Thanks to the help and referrals of a lot of a readers of both The Adventures of Accordion Guy in the 21st Century and Global Nerdy, I had a job interview or job-search-related meeting on nearly every day of the three weeks between my getting laid off and my signing the offer letter from Microsoft. These meetings were all quite different: I had a great interview with a great small company, an interview with a company that I thought would be great but turned out to be scatterbrained, and even an interview with a company I expected to be a Mickey Mouse outfit but turned out to have surprising depth. I also had interviews with Microsoft: six of them, in fact.

I have to admit that I had some concerns about joining The Empire. After all, for the previous 6 years, I’d been using Python and PHP, and then working my way into becoming a Rubyist. I used open source tools to write software and either Mac OS X or Ubuntu in my day to day work. I was deep in the culture and the scene of the “I work on a Mac and deploy onto Linux” crowd. Could I work for Microsoft?
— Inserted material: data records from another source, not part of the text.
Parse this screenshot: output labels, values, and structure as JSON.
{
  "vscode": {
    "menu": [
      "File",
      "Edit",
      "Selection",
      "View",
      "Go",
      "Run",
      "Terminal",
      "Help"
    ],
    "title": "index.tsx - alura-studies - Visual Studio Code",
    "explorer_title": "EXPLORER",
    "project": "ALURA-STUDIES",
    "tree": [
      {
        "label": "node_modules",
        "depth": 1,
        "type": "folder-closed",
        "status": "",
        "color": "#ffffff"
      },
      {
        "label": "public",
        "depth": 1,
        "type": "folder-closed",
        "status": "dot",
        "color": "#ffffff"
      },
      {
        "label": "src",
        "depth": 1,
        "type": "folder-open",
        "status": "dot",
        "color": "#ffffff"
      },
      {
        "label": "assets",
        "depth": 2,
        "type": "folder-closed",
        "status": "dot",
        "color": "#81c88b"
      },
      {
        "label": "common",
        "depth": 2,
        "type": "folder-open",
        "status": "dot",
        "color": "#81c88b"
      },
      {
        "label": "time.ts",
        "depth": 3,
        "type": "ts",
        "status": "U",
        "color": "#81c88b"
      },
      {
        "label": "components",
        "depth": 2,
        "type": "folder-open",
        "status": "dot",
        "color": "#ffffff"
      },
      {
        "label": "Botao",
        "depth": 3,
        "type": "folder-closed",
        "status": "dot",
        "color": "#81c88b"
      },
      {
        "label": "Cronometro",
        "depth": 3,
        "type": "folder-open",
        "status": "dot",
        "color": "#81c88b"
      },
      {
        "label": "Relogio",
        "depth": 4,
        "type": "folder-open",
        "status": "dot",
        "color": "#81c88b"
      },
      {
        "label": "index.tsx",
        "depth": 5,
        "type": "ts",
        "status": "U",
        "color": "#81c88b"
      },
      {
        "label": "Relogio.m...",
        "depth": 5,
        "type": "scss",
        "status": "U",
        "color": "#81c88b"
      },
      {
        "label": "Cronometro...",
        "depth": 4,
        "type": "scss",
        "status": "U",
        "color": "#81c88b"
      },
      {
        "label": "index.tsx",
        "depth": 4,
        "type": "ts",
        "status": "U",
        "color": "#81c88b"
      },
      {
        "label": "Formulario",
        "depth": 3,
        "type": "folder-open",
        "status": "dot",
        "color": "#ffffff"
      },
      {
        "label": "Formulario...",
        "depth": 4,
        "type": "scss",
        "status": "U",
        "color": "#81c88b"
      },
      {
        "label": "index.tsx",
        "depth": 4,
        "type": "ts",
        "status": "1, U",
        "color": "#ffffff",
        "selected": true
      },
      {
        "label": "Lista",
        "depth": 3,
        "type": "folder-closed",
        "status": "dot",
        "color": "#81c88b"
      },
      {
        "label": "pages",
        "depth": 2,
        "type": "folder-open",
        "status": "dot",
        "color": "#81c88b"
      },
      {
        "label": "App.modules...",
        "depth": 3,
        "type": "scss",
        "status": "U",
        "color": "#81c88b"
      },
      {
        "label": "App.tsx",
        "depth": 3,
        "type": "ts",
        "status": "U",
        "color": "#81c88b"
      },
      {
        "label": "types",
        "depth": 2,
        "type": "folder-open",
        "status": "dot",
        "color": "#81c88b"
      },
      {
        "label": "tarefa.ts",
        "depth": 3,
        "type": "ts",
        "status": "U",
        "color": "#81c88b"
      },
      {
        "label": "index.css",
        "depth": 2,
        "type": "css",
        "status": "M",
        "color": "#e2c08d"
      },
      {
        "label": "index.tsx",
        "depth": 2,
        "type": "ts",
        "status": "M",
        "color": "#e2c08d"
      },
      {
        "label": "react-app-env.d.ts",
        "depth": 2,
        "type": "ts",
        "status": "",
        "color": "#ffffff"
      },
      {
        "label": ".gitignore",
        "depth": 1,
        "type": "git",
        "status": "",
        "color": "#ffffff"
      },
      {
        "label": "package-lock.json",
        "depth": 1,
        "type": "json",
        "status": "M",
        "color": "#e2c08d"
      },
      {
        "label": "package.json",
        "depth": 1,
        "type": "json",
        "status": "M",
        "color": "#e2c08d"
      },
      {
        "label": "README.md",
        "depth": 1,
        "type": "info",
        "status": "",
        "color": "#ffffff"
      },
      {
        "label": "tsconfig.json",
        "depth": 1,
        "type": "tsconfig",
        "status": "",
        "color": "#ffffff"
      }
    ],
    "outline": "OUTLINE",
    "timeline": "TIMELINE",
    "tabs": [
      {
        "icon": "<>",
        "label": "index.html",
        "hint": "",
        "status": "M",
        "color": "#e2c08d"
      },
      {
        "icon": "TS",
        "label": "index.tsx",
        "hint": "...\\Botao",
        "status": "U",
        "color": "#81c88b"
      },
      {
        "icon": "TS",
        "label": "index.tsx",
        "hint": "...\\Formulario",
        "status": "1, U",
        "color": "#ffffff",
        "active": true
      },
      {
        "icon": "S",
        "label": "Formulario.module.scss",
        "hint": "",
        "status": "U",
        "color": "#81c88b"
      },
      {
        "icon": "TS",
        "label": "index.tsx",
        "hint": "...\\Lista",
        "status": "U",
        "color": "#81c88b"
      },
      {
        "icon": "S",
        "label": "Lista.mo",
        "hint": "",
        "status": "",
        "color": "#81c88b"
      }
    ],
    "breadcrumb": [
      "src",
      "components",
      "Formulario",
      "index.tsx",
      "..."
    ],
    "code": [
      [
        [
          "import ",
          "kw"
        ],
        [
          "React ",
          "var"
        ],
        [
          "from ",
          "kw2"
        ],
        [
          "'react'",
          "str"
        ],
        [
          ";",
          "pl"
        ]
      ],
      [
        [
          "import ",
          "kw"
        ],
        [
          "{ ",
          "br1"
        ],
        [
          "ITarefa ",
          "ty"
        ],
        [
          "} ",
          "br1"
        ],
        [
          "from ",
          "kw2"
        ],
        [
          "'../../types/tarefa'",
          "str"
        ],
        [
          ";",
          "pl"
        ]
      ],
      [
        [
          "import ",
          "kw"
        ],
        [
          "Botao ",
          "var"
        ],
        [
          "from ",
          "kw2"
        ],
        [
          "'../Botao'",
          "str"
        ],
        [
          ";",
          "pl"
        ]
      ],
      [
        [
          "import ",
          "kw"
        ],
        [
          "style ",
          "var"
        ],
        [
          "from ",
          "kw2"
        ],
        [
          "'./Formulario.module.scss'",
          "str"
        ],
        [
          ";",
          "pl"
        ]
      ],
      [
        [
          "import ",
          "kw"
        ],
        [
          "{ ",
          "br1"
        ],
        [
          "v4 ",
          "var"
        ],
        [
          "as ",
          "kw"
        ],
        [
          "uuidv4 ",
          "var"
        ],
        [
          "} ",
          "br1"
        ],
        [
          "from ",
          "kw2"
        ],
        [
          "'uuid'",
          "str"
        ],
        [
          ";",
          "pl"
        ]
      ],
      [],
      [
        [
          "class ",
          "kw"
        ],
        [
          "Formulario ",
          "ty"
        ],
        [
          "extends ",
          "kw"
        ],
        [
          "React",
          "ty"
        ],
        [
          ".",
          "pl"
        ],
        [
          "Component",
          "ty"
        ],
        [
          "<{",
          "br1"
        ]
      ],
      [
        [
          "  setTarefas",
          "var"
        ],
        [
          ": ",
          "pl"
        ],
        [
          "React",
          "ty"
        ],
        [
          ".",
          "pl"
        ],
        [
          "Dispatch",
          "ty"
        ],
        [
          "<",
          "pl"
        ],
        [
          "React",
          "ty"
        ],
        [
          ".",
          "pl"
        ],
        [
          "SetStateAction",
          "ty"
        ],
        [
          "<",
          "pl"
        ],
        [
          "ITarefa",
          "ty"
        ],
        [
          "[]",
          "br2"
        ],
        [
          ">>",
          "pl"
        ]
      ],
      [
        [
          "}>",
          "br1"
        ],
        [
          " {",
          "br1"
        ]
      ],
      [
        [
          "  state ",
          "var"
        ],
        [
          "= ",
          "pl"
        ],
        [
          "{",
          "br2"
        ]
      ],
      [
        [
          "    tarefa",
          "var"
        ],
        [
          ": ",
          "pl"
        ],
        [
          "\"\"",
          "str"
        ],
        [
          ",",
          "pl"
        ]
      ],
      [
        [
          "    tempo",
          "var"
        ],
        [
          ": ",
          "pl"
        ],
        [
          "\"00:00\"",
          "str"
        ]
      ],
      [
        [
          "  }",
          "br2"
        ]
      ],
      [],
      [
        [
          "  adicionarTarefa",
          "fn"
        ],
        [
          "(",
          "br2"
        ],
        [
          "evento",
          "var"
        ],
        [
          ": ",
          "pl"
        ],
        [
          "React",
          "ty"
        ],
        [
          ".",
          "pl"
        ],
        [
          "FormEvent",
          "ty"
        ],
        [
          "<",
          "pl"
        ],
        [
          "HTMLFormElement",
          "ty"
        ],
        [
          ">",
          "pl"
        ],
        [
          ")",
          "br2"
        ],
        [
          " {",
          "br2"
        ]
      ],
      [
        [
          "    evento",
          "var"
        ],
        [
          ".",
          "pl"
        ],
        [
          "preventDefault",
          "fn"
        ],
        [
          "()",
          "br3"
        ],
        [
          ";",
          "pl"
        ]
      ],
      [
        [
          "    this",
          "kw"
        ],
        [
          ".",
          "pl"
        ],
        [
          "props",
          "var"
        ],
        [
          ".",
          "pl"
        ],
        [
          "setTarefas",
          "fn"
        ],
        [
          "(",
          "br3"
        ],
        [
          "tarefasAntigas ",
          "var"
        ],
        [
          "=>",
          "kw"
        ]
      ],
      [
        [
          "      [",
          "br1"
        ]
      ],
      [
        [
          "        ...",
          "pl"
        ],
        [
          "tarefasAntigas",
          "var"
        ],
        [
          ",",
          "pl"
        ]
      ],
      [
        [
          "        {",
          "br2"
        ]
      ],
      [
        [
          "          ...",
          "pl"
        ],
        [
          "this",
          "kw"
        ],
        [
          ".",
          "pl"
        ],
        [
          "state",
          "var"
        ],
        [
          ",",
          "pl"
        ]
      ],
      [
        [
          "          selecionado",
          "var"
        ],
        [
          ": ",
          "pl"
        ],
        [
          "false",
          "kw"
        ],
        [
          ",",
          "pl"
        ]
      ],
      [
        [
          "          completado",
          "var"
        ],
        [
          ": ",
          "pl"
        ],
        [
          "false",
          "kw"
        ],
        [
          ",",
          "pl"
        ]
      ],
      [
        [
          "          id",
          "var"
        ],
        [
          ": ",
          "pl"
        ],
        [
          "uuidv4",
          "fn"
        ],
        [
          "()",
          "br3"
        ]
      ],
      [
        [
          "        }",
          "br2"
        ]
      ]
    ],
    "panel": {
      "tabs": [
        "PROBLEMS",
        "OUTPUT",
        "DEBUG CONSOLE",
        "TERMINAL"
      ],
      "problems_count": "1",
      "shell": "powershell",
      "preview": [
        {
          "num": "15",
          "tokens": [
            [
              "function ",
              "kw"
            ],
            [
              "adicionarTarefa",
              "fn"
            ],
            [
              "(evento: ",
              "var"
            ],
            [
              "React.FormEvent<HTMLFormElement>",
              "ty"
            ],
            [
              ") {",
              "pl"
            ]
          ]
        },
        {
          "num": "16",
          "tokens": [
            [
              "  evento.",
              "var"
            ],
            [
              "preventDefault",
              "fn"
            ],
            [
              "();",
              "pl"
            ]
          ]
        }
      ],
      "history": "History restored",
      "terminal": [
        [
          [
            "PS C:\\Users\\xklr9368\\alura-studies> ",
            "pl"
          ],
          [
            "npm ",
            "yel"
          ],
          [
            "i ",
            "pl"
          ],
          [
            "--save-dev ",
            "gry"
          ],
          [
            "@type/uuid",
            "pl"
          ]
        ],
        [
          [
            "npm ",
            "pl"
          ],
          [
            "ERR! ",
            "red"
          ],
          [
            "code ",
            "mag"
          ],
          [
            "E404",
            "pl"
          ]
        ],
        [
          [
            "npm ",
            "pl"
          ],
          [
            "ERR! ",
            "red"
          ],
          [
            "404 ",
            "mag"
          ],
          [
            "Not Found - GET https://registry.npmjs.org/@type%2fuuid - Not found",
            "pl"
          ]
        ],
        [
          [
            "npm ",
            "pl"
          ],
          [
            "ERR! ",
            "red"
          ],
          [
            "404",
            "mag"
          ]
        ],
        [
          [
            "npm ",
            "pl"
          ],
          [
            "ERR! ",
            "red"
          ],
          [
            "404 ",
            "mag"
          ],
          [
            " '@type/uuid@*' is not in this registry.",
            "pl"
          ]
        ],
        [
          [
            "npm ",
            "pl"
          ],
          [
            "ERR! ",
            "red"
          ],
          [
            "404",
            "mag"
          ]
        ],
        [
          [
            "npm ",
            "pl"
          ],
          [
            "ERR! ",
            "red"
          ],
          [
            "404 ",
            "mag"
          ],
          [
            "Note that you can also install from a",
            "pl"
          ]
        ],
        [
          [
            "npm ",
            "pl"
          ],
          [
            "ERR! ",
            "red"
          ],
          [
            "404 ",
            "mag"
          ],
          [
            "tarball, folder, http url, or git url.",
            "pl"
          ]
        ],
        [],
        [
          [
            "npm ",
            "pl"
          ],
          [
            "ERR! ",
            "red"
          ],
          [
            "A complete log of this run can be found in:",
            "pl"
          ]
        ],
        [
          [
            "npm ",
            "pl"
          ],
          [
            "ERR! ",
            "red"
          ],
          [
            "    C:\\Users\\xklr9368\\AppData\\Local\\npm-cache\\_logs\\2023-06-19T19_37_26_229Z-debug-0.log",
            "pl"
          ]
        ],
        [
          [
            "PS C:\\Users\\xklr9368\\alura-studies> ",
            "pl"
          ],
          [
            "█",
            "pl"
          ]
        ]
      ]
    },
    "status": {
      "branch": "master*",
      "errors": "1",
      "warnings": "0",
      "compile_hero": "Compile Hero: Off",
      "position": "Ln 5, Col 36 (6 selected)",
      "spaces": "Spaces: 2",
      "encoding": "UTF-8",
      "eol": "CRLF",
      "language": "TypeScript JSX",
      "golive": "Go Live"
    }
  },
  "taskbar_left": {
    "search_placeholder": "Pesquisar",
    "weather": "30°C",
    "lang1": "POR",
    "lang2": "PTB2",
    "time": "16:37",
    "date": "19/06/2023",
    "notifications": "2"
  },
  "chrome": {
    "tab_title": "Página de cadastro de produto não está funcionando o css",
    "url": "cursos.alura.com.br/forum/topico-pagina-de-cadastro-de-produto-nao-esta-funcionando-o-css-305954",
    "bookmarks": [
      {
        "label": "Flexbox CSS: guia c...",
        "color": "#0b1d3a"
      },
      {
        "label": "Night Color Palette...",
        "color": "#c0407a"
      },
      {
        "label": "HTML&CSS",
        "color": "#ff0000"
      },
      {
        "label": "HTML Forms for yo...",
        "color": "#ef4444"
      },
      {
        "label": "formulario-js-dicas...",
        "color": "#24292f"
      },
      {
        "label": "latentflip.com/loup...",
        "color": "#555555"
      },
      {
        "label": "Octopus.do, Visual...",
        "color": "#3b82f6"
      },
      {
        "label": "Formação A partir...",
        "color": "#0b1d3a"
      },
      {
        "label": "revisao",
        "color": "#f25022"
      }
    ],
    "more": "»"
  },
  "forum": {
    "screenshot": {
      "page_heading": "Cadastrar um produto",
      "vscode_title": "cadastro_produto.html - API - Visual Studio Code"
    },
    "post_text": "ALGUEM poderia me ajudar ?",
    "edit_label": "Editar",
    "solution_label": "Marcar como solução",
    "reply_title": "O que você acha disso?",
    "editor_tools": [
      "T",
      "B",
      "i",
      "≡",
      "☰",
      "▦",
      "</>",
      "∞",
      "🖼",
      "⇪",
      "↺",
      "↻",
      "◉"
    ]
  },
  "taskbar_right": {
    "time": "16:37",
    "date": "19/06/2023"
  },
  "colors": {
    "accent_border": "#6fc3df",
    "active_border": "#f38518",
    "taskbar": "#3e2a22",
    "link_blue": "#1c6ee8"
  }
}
And could I work in an office park out in the burbs?

(The last time I interviewed for a job in an office park in the burbs, this happened.)

You already know the answer, but you might not know the reasoning behind the answer. “It’s the money!” is everyone’s first guess, and it’s a good one – just not the right one. Yes, a company like Microsoft would be able to give its workers decent salaries. It certainly played a factor in my decision, but a couple of the other potential jobs were offering roughly the same number of ducats. However, if money were the primary factor in my career choices, I’d have gone for one of the programming jobs at a bank or insurance company that were available to me right out of school instead of starting at $12.50 an hour at a CD-ROM company run by art school grads. But I suspect that you wouldn’t be reading this blog – probably because I’d be neck deep in a mid-life crisis.

For starters, the job isn’t out in the burbs. In fact, I haven’t worked in a situation as flexible as this one since I was a self-employed consultant. The field people in Microsoft’s Developer and Platform Evangelism (DPE) team are classified as mobile workers and most work out of their home offices, with occasional visits to the office for meetings. I split my time between the home office, cafes (where I’m surprisingly productive), the Hacklab (a “hackerspace” in Kensington Market to which I have 24/7 access) and the Microsoft office out in the burbs, where I show up to gain access to the most important network: not the corporate one, but face-to-face contact with my non-remote coworkers in various departments.

Another perk of the job: considerably more control over my own destiny than one might expect. A Microsoft evangelist’s role is pretty broadly defined, specifying the what of what we do. The how part is defined in our commitments, a document where each of us writes how we’ll fulfill our role, on both an individual and team level and then gets agreed upon with our managers. I happen to report to John Oxley, an exceptionally understanding manager, so when I threw away the suggested “hows”, wrote my own from scratch and set a couple of rather ambitious goals, he approved them.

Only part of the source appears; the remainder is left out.